Scuole modulari di Pegognaga, Carra chiede alla Regione di riutilizzarle per l’emergenza in Sicilia

Pegognaga potrebbe trasformare un’eredità del sisma in una risorsa per un’altra terra ferita. È questa l’idea che il consigliere regionale del Partito Democratico Marco Carra ha messo nero su bianco in un’interrogazione chiedendo di verificare la possibilità di trasferire in Sicilia i moduli delle ex scuole provvisorie di Pegognaga, oggi inutilizzati, per destinarli a funzioni di emergenza, scolastiche o sociali dopo la recente tragedia che ha colpito la cittadina di Niscemi. L’operazione, nelle intenzioni di Carra, avrebbe un duplice valore: solidaristico e finanziario.
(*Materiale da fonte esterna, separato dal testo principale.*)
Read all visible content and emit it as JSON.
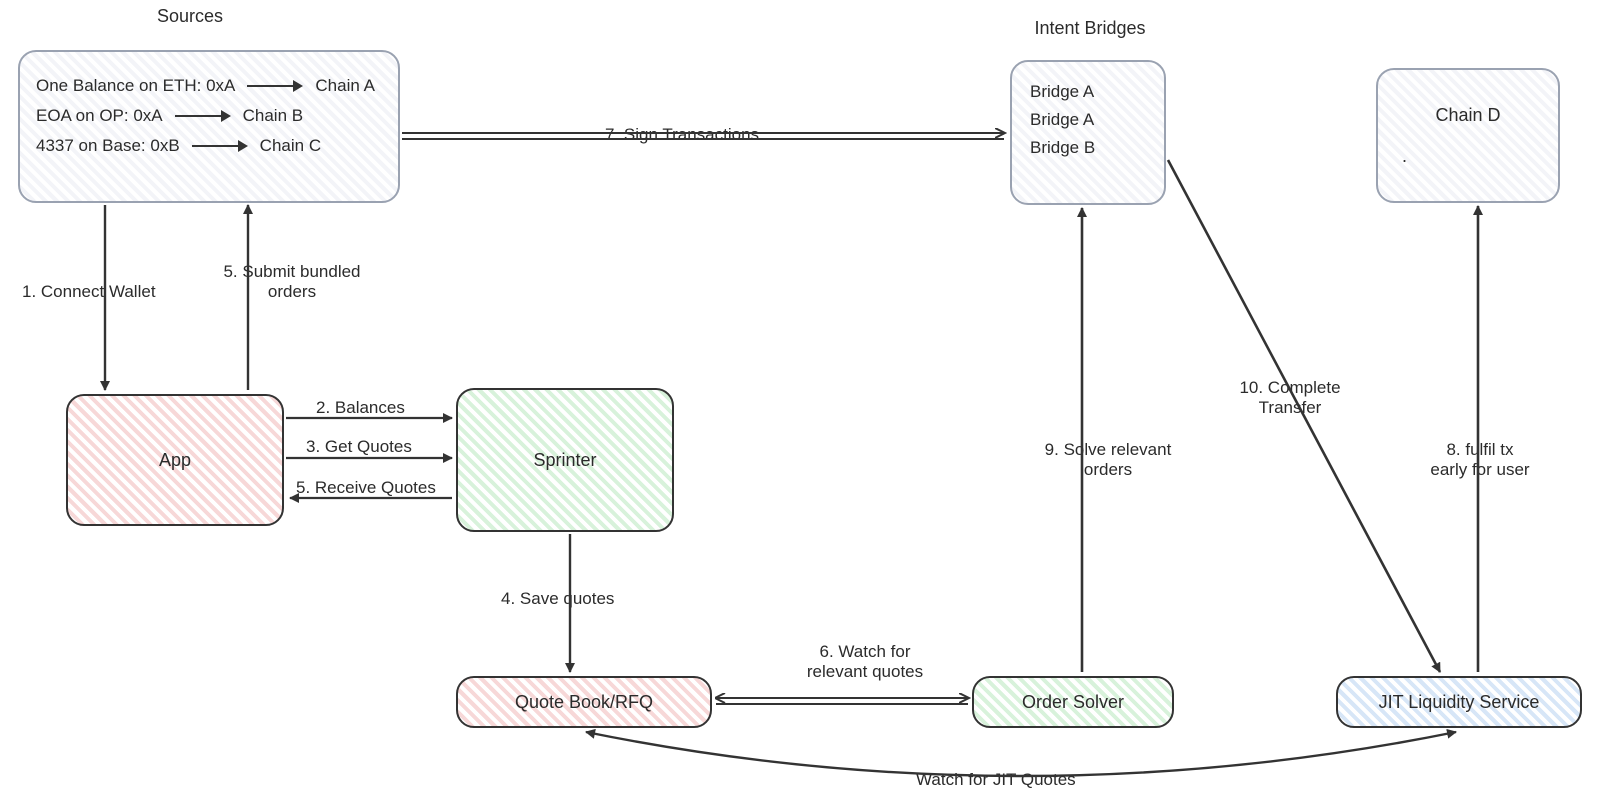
{
  "titles": {
    "sources": "Sources",
    "intentBridges": "Intent Bridges"
  },
  "sources": {
    "row1": {
      "left": "One Balance on ETH: 0xA",
      "right": "Chain A"
    },
    "row2": {
      "left": "EOA on OP: 0xA",
      "right": "Chain B"
    },
    "row3": {
      "left": "4337 on Base: 0xB",
      "right": "Chain C"
    }
  },
  "bridges": {
    "b1": "Bridge A",
    "b2": "Bridge A",
    "b3": "Bridge B"
  },
  "nodes": {
    "app": "App",
    "sprinter": "Sprinter",
    "quoteBook": "Quote Book/RFQ",
    "orderSolver": "Order Solver",
    "jit": "JIT Liquidity Service",
    "chainD": "Chain D",
    "chainDDot": "."
  },
  "edges": {
    "e1": "1. Connect Wallet",
    "e2": "2. Balances",
    "e3": "3. Get Quotes",
    "e4": "4. Save quotes",
    "e5open": "5. Submit bundled",
    "e5open2": "orders",
    "e5rec": "5. Receive Quotes",
    "e6a": "6. Watch for",
    "e6b": "relevant quotes",
    "e7": "7. Sign Transactions",
    "e8a": "8. fulfil tx",
    "e8b": "early for user",
    "e9a": "9. Solve relevant",
    "e9b": "orders",
    "e10a": "10. Complete",
    "e10b": "Transfer",
    "jitWatch": "Watch for JIT Quotes"
  }
}
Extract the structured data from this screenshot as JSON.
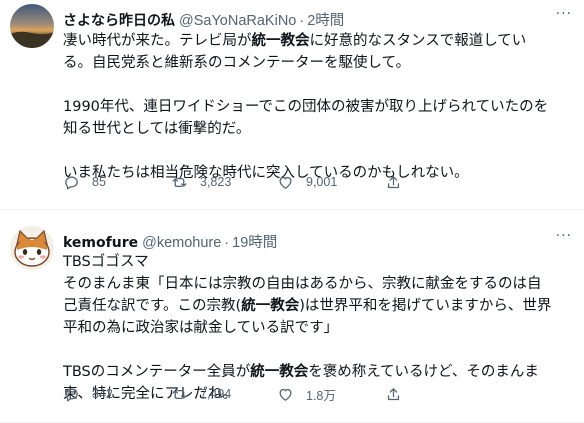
{
  "tweets": [
    {
      "author_name": "さよなら昨日の私",
      "handle": "@SaYoNaRaKiNo",
      "separator": "·",
      "time": "2時間",
      "more_label": "···",
      "body": {
        "line1_pre": "凄い時代が来た。テレビ局が",
        "line1_hl": "統一教会",
        "line1_post": "に好意的なスタンスで報道してい",
        "line2": "る。自民党系と維新系のコメンテーターを駆使して。",
        "line3": "1990年代、連日ワイドショーでこの団体の被害が取り上げられていたのを",
        "line4": "知る世代としては衝撃的だ。",
        "line5": "いま私たちは相当危険な時代に突入しているのかもしれない。"
      },
      "replies": "85",
      "retweets": "3,823",
      "likes": "9,001",
      "avatar_icon": "sunset-photo-avatar"
    },
    {
      "author_name": "kemofure",
      "handle": "@kemohure",
      "separator": "·",
      "time": "19時間",
      "more_label": "···",
      "body": {
        "line1": "TBSゴゴスマ",
        "line2": "そのまんま東「日本には宗教の自由はあるから、宗教に献金をするのは自",
        "line3_pre": "己責任な訳です。この宗教(",
        "line3_hl": "統一教会",
        "line3_post": ")は世界平和を掲げていますから、世界",
        "line4": "平和の為に政治家は献金している訳です」",
        "line5_pre": "TBSのコメンテーター全員が",
        "line5_hl": "統一教会",
        "line5_post": "を褒め称えているけど、そのまんま",
        "line6": "東、特に完全にアレだね。"
      },
      "replies": "342",
      "retweets": "7,494",
      "likes": "1.8万",
      "avatar_icon": "cat-cartoon-avatar"
    }
  ],
  "colors": {
    "text": "#0f1419",
    "secondary": "#536471",
    "divider": "#eff3f4"
  }
}
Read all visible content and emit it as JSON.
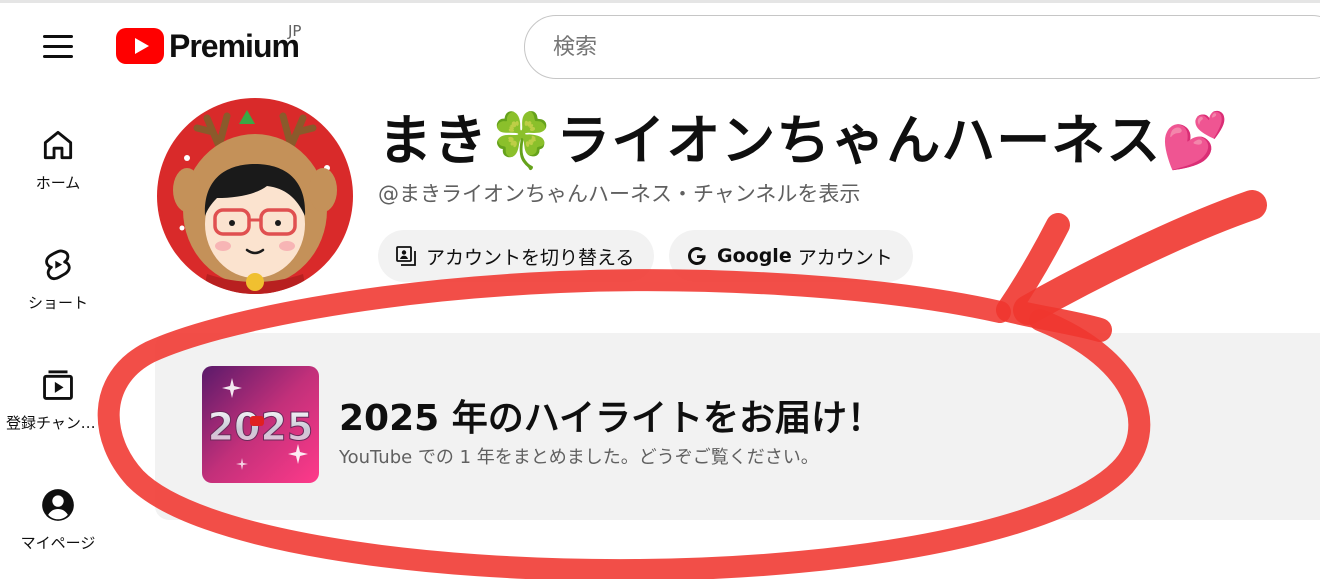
{
  "header": {
    "logo_text": "Premium",
    "region": "JP",
    "search_placeholder": "検索"
  },
  "sidebar": {
    "items": [
      {
        "label": "ホーム",
        "icon": "home-icon"
      },
      {
        "label": "ショート",
        "icon": "shorts-icon"
      },
      {
        "label": "登録チャンネル",
        "icon": "subscriptions-icon"
      },
      {
        "label": "マイページ",
        "icon": "account-icon"
      }
    ]
  },
  "channel": {
    "name": "まき🍀ライオンちゃんハーネス💕",
    "handle": "@まきライオンちゃんハーネス",
    "separator": "・",
    "view_channel_label": "チャンネルを表示",
    "switch_account_label": "アカウントを切り替える",
    "google_bold": "Google",
    "google_account_label": "アカウント"
  },
  "highlight": {
    "title": "2025 年のハイライトをお届け！",
    "subtitle": "YouTube での 1 年をまとめました。どうぞご覧ください。",
    "thumb_text": "2025"
  },
  "colors": {
    "brand_red": "#ff0000",
    "annotation_red": "#f0362f",
    "card_bg": "#f2f2f2",
    "secondary_text": "#606060"
  }
}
“Alcuni giorni fa ho presentato un’interrogazione al Presidente della Regione Lombardia Attilio Fontana con la quale ho chiesto di verificare se nelle disponibilità finanziarie legate alla ricostruzione sono presenti dei residui di somme non spese da utilizzare per lo smantellamento delle ex scuole provvisorie di Pegognaga, oggi inutilizzate, poiché hanno terminato la loro funzione», spiega Carra che continua «ho anche chiesto al Presidente, nel caso questi residui non ci fossero, di utilizzare fondi del bilancio regionale: questo perché non credo che lo smantellamento debba essere a carico del bilancio comunale e quindi dei cittadini di Pegognaga».
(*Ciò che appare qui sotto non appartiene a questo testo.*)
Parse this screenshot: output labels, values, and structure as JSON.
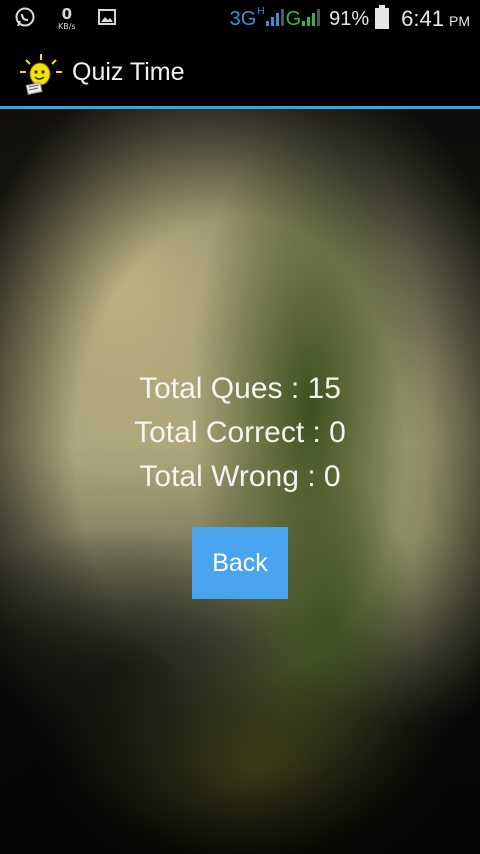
{
  "status_bar": {
    "netspeed_value": "0",
    "netspeed_unit": "KB/s",
    "network_3g": "3G",
    "network_h": "H",
    "network_g": "G",
    "battery_percent": "91%",
    "time": "6:41",
    "ampm": "PM",
    "icons": [
      "whatsapp-icon",
      "image-notification-icon",
      "signal-icon",
      "battery-icon"
    ]
  },
  "action_bar": {
    "title": "Quiz Time",
    "logo_icon": "lightbulb-icon"
  },
  "results": {
    "total_ques": "Total Ques : 15",
    "total_correct": "Total Correct : 0",
    "total_wrong": "Total Wrong : 0"
  },
  "back_button": {
    "label": "Back"
  },
  "colors": {
    "accent_divider": "#33a6dc",
    "button": "#4aa3ee",
    "network_3g": "#3d8fd4",
    "network_g": "#37b24d"
  }
}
Ma è guardando alla cronaca nazionale che Carra compie un passo in più. «Alla luce della disgrazia accaduta in Sicilia – prosegue – mi sento di avanzare questa ulteriore proposta al Presidente della Regione Lombardia, cioè di valutare con il suo omologo della Regione Sicilia, con le strutture della Protezione Civile, con il Governo e, naturalmente, con il proprietario della struttura cioè il Comune di Pegognaga, la possibilità di trasferire questi moduli in Sicilia per eventuali utilizzi di emergenza abitativa o per attività aggregativa o scolastica».
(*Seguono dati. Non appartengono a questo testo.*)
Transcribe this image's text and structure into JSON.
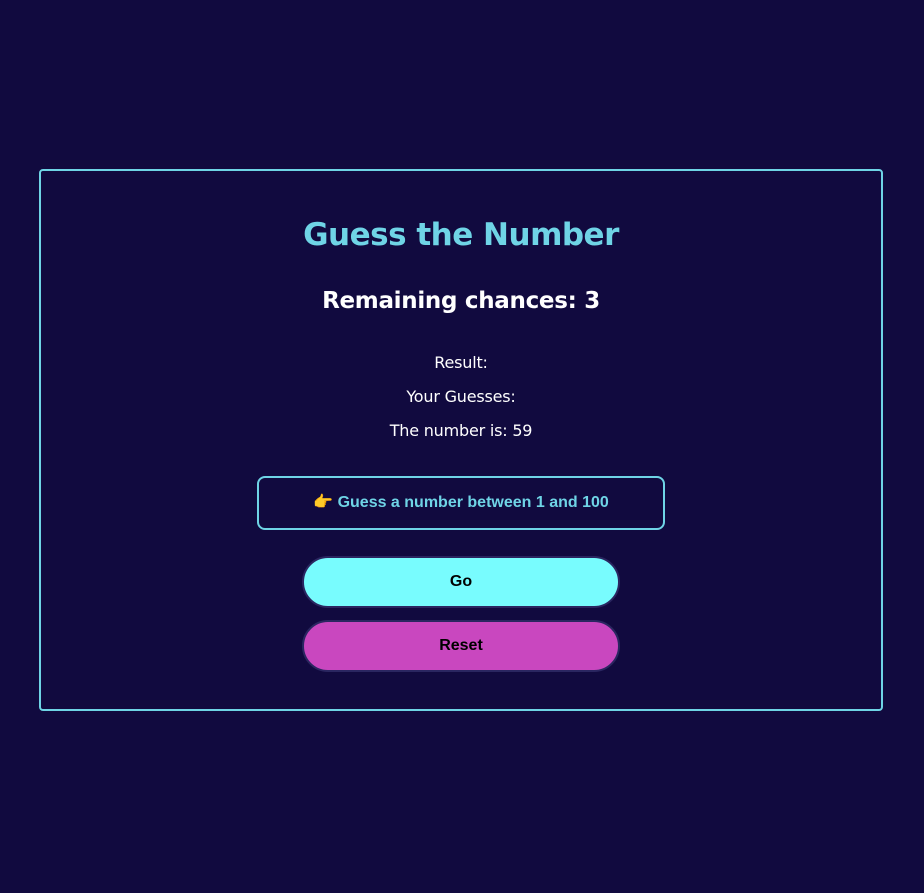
{
  "game": {
    "title": "Guess the Number",
    "chances_label": "Remaining chances: ",
    "chances_value": "3",
    "result_label": "Result:",
    "result_value": "",
    "guesses_label": "Your Guesses:",
    "guesses_value": "",
    "number_label": "The number is: ",
    "number_value": "59"
  },
  "input": {
    "placeholder": "👉 Guess a number between 1 and 100",
    "value": ""
  },
  "buttons": {
    "go_label": "Go",
    "reset_label": "Reset"
  },
  "colors": {
    "background": "#110a3f",
    "accent": "#6fd4e6",
    "go_button": "#78fcfe",
    "reset_button": "#c947bf"
  }
}
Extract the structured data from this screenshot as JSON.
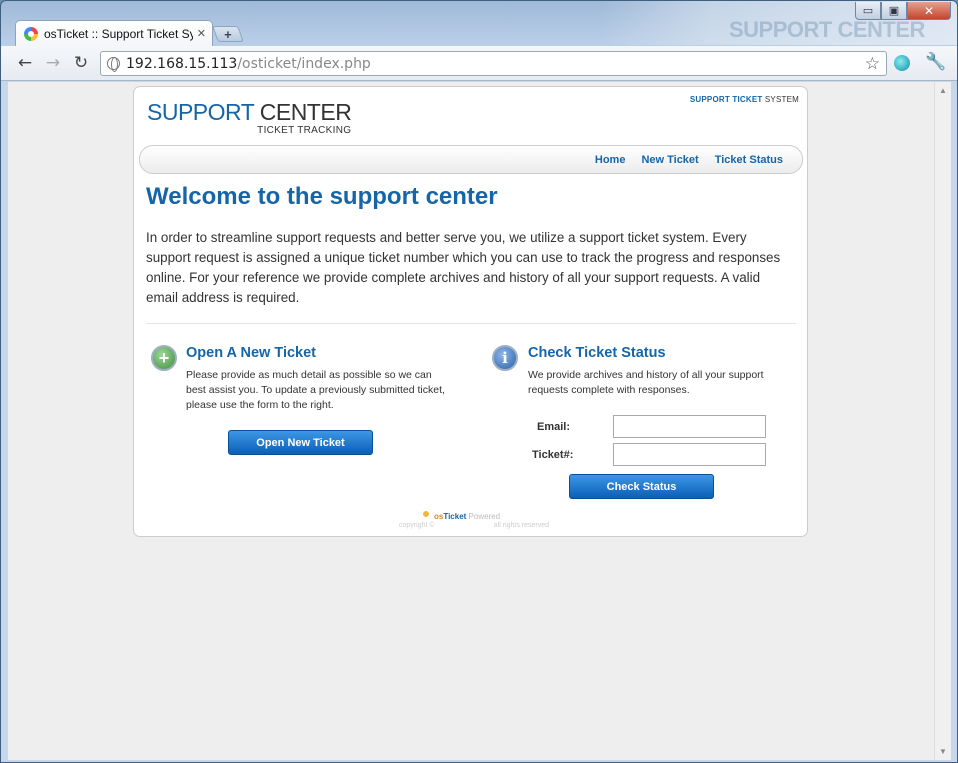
{
  "browser": {
    "tab_title": "osTicket :: Support Ticket Sy",
    "tab_close": "✕",
    "new_tab": "+",
    "url_host": "192.168.15.113",
    "url_path": "/osticket/index.php",
    "ghost_text": "SUPPORT CENTER",
    "controls": {
      "minimize": "▭",
      "maximize": "▣",
      "close": "✕"
    },
    "icons": {
      "back": "back-arrow-icon",
      "forward": "forward-arrow-icon",
      "reload": "reload-icon",
      "star": "bookmark-star-icon",
      "wrench": "wrench-icon"
    }
  },
  "page": {
    "logo_support": "SUPPORT",
    "logo_center": "CENTER",
    "logo_sub": "TICKET TRACKING",
    "sys_label_bold": "SUPPORT TICKET",
    "sys_label_rest": "SYSTEM",
    "nav": {
      "home": "Home",
      "new_ticket": "New Ticket",
      "ticket_status": "Ticket Status"
    },
    "welcome": "Welcome to the support center",
    "intro": "In order to streamline support requests and better serve you, we utilize a support ticket system. Every support request is assigned a unique ticket number which you can use to track the progress and responses online. For your reference we provide complete archives and history of all your support requests. A valid email address is required.",
    "open": {
      "title": "Open A New Ticket",
      "text": "Please provide as much detail as possible so we can best assist you. To update a previously submitted ticket, please use the form to the right.",
      "button": "Open New Ticket"
    },
    "check": {
      "title": "Check Ticket Status",
      "text": "We provide archives and history of all your support requests complete with responses.",
      "email_label": "Email:",
      "email_value": "",
      "ticket_label": "Ticket#:",
      "ticket_value": "",
      "button": "Check Status"
    },
    "footer": {
      "os": "os",
      "ticket": "Ticket",
      "powered": " Powered",
      "copyright": "copyright ©",
      "rights": "all rights reserved"
    }
  },
  "colors": {
    "brand_blue": "#1565a8",
    "button_blue": "#0a5fb7",
    "background": "#eeeeee"
  }
}
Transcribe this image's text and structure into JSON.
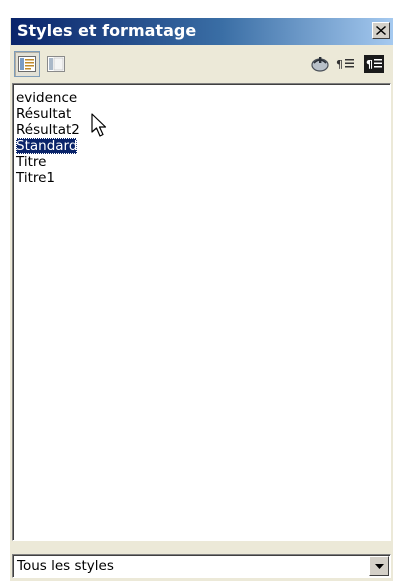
{
  "window": {
    "title": "Styles et formatage"
  },
  "toolbar": {
    "buttons": [
      {
        "name": "paragraph-styles",
        "icon": "paragraph-styles-icon",
        "pressed": true
      },
      {
        "name": "character-styles",
        "icon": "character-styles-icon",
        "pressed": false
      },
      {
        "name": "fill-format-mode",
        "icon": "fill-format-icon",
        "pressed": false
      },
      {
        "name": "new-style-from-selection",
        "icon": "new-style-icon",
        "pressed": false
      },
      {
        "name": "update-style",
        "icon": "update-style-icon",
        "pressed": false
      }
    ]
  },
  "styles_list": {
    "items": [
      "evidence",
      "Résultat",
      "Résultat2",
      "Standard",
      "Titre",
      "Titre1"
    ],
    "selected": "Standard"
  },
  "filter": {
    "value": "Tous les styles"
  },
  "colors": {
    "titlebar_start": "#0a246a",
    "titlebar_end": "#a6caf0",
    "selection": "#0a246a",
    "window_bg": "#ece9d8"
  }
}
«È una proposta che mi sento di avanzare per tentare di dare una nuova ed utilissima vita a queste strutture – conclude Carra –. Non sono ovviamente in grado di prefigurare se questa opzione potrà essere percorribile o meno, tuttavia mi pare sia giusto fare tutte le verifiche del caso, come ad esempio quella di un possibile riutilizzo di questi moduli» conclude il consigliere regionale.